Bastard Out of Carolina - Dorothy Allison [118]
Her dark eyes glittered at me, but I wasn’t afraid. My insides were boiling, and my skin burned. My hatred and rage were so hot I felt like I could have spit fire. When she put her hand on my wrist, I felt the hairs on my forearm tingle and stand up. A cold electric current ran up to the back of my neck.
“People are the same,” she said in a whisper. “Everybody just does the best they can.”
I took a long breath and let it out in a rush of bitter words. “Other people don’t go beating on each other all the time,” I told her. “They don’t get falling-down drunk, shoot each other, and then laugh about it.

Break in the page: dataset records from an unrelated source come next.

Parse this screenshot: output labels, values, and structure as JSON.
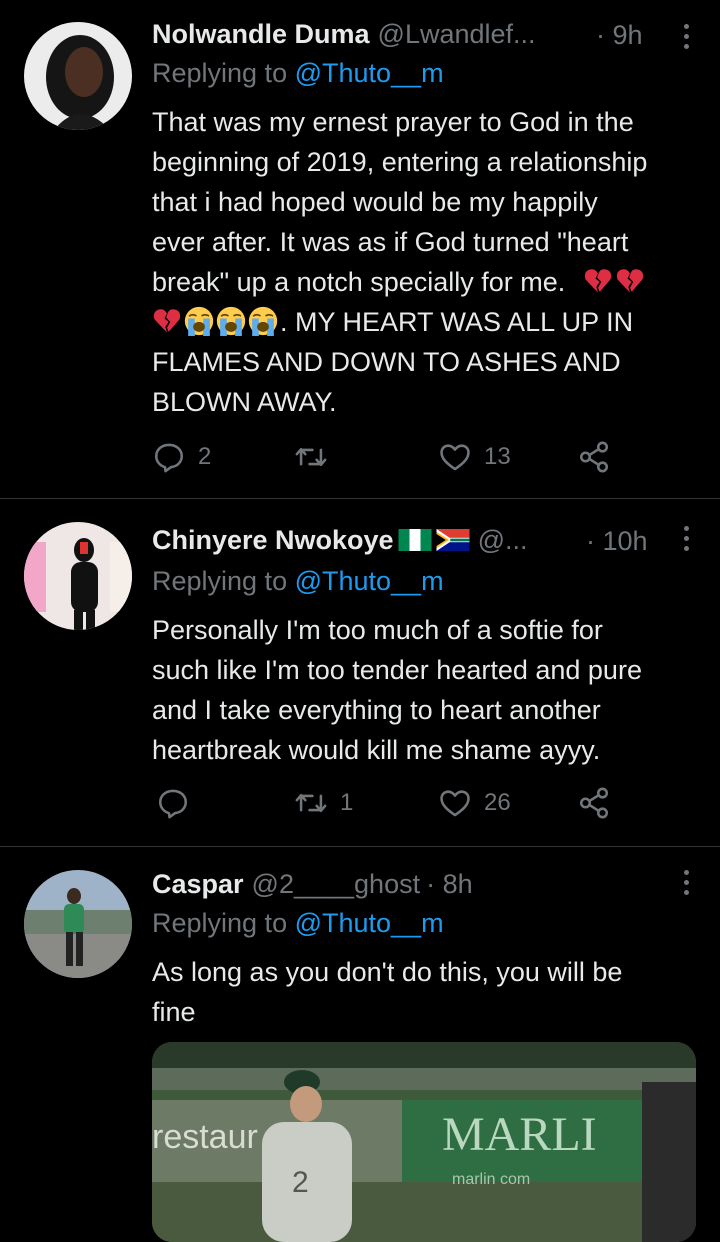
{
  "tweets": [
    {
      "name": "Nolwandle Duma",
      "handle": "@Lwandlef...",
      "time": "· 9h",
      "replying_prefix": "Replying to ",
      "replying_to": "@Thuto__m",
      "text_lines": [
        "That was my ernest prayer to God in the",
        "beginning of 2019, entering a relationship",
        "that i had hoped would be my happily",
        "ever after. It was as if God turned \"heart",
        "break\" up a notch specially for me."
      ],
      "text_after_emoji": ". MY HEART WAS ALL UP IN",
      "text_tail_lines": [
        "FLAMES AND DOWN TO ASHES AND",
        "BLOWN AWAY."
      ],
      "emojis": [
        "broken-heart",
        "broken-heart",
        "broken-heart",
        "loudly-crying-face",
        "loudly-crying-face",
        "loudly-crying-face"
      ],
      "replies": "2",
      "retweets": "",
      "likes": "13"
    },
    {
      "name": "Chinyere Nwokoye",
      "flags": [
        "nigeria-flag",
        "south-africa-flag"
      ],
      "handle": "@...",
      "time": "· 10h",
      "replying_prefix": "Replying to ",
      "replying_to": "@Thuto__m",
      "text_lines": [
        "Personally I'm too much of a softie for",
        "such like I'm too tender hearted and pure",
        "and I take  everything to heart another",
        "heartbreak would kill me shame ayyy."
      ],
      "replies": "",
      "retweets": "1",
      "likes": "26"
    },
    {
      "name": "Caspar",
      "handle": "@2____ghost",
      "time": "· 8h",
      "replying_prefix": "Replying to ",
      "replying_to": "@Thuto__m",
      "text_lines": [
        "As long as you don't do this, you will be",
        "fine"
      ],
      "media_texts": [
        "restaur",
        "MARLI",
        "marlin  com"
      ]
    }
  ],
  "colors": {
    "background": "#000000",
    "text": "#e7e9ea",
    "muted": "#71767b",
    "accent": "#1d9bf0",
    "divider": "#2f3336"
  }
}
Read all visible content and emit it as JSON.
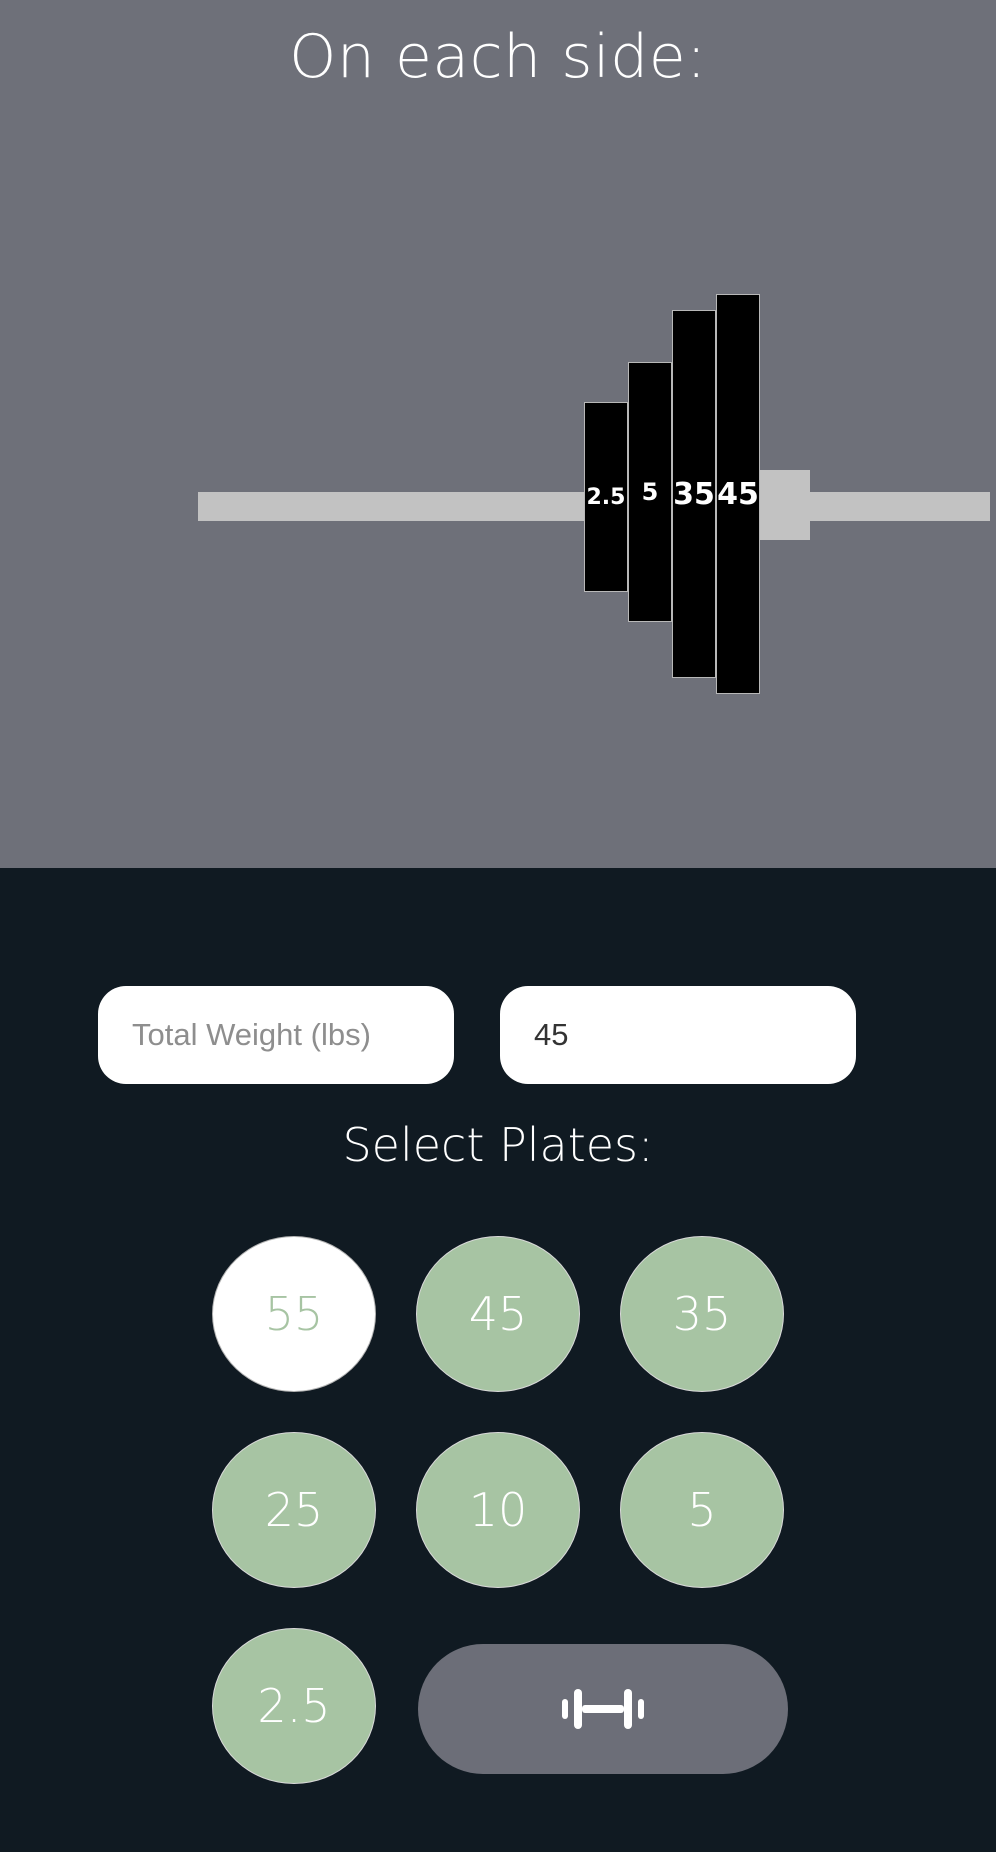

They don’t pick up and leave their husbands in the middle of the night and then never explain. They don’t move out alone to the edge of town without a husband or children or even a good friend, run around all the time in overalls, and sell junk by the side of the road!”
Aunt Raylene crossed her arms over her breasts and looked at me. “I don’t like being yelled at, never have.” Her hands gripped her upper arms so tightly I saw the fingers tremble.
“And I don’t know about other people, but I’ve always believed everybody does what they have to do in this life.” She stopped and started again. “When you’re thirty years old and supporting your own children and doing the best you can when you don’t know where your next dollar is coming from, then you can yell at me. Maybe.” She shook her head, and turned away, brushing loose dirt off her thighs.
“It’s almost suppertime,” she told me. “And you’re filthy. You go get yourself cleaned up and I’ll see whether I feel like feeding you or not.”
“You don’t have to feed me.” I couldn’t look at her and say it. My head dropped down and I wiped my nose on my sleeve.
“I know what I have to do and what I don’t. You think about it, and you’ll see that the biggest part of why I live the way I do is that out here I can do just about anything I damn well please.”
I looked up at her hesitantly. Aunt Raylene’s face was beet-red, and her eyes were not on me. They were looking out past the highway. She seemed like she wanted to cry almost as much as I did, but like me, wasn’t going to let herself.
“I said, go wash yourself.”
I went.
The stories I made up for myself changed. In the half-sleep that preceded full sleep I began to imagine the highway that went north. No real road, this highway was shadowed by tall grass and ancient trees. Moss hung low and tiny birds with gray-blue wings darted from the road’s edge to the trees. Cars passed at a roar but did not stop, and the north star shone above their headlights like a beacon. I walked that road alone, my legs swinging easily as I covered the miles. No one stopped. No one called to me. Only the star guided me, and I was not sure where I would end.
I stayed at Raylene’s for three days, and then Mama called to say I either had to come back or start school out there. I’d heard about the country school from Garvey years before, and knew I would hate it. They didn’t even have a library. Reluctantly, I went back to the apartment over the Fish Market. Mama bought me a new pair of sneakers to replace the ones I had worn out, but said nothing about me running off in the first place. Several times I caught her watching me with a painful concentrated expression, but I didn’t ask her what she was thinking. Reese told me that she had been crazy-angry when I turned up gone, and was ready to call the police when Aunt Raylene called.
“They talked about you a long time,” she said. “Aunt Raylene told Mama to let you get it out of your system, and Mama told Aunt Raylene to mind her own business. I thought they were gonna yell at each other like they used to, but Mama just gave in. She said she didn’t know what to do with you, didn’t know what to do with nobody, and Raylene could keep you if you wanted to stay.”